Female rats whose ovaries had been removed also redistributed their fat from under their skin into their bellies. But when she gave them estrogen injections every four days, mimicking their previous cycles, rats’ fat stayed in the healthier form.

To zoom in on estrogen’s effects, Clegg engineered male and female rats that lacked the gene for a molecule called estrogen receptor alpha that grabs on to estrogen. Her earlier studies of human fat cells from men and pre- and post-menopausal women suggested that when estrogen binds to ER-alpha, the cell is more able to break down fat. Another molecule, ER-beta, makes the cell hold fat more tightly. Women have more ER-alpha in their bellies than men do.
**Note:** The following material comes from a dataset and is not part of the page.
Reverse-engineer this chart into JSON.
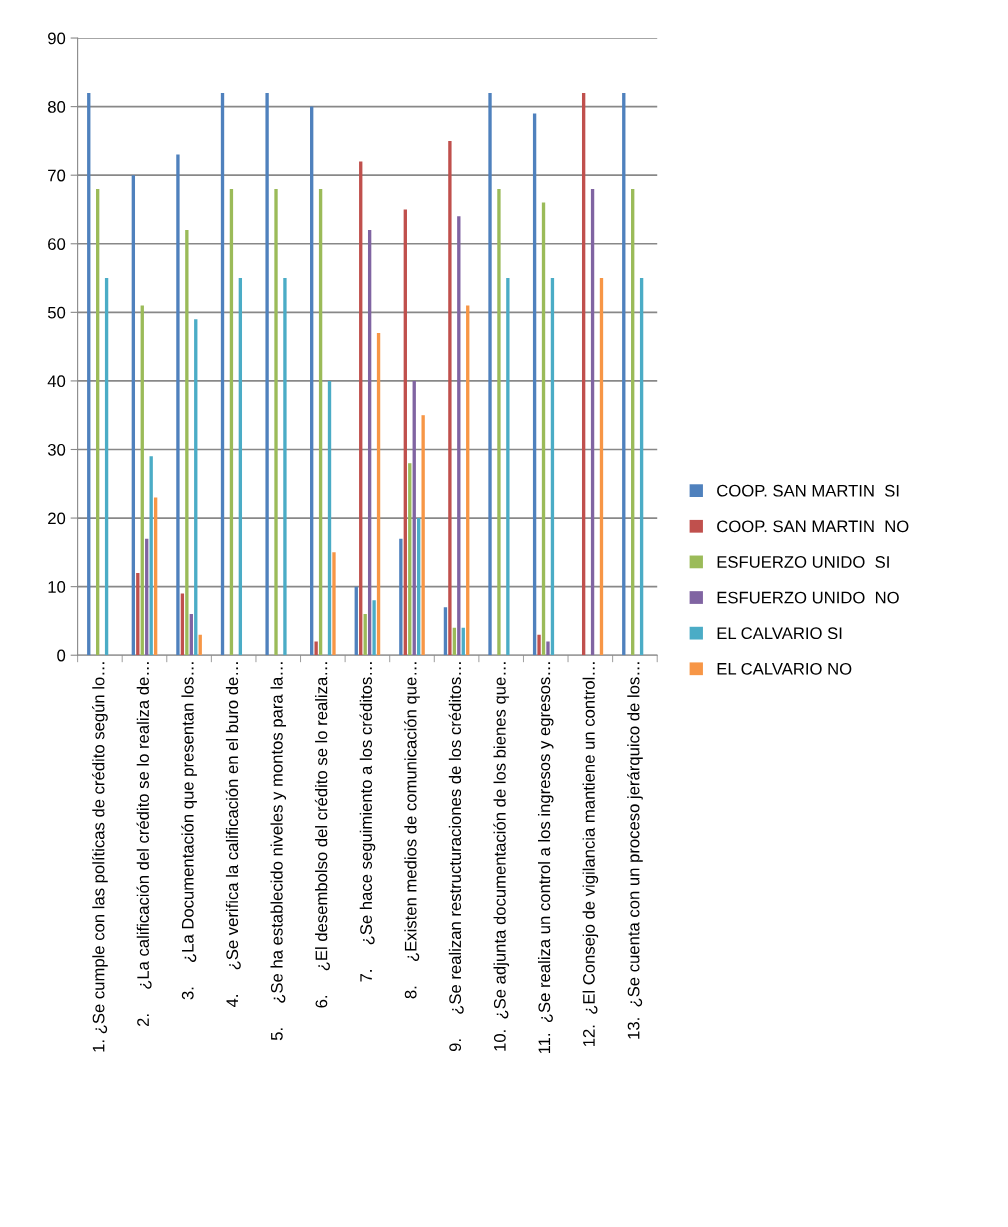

“We believe that keeps fat away from that fat depot,” Clegg said. “Post-menopausal women and men lack this receptor, so you get this gigantic fat depot.”

Female rats accordingly got fatter when they lacked ER-alpha. Male rats didn’t gain any weight at all.

But when Clegg and her colleagues tested the cells for obesity-related diseases like type 2 diabetes, they found that the male fat cells were alarmingly unhealthy. The cells excreted molecules that led to elevated levels of glucose and insulin, part of a condition known as the metabolic syndrome that can lead to diabetes. In addition, fat cells were shunted to the liver instead of accumulating under the skin, putting the rats at greater health risk.

“We’ve never seen such a horrible response. These males have completely unhealthy fat cells,” Clegg said. “This suggests that even in males, estrogen is important for marking the fat tissue to be relatively healthy.”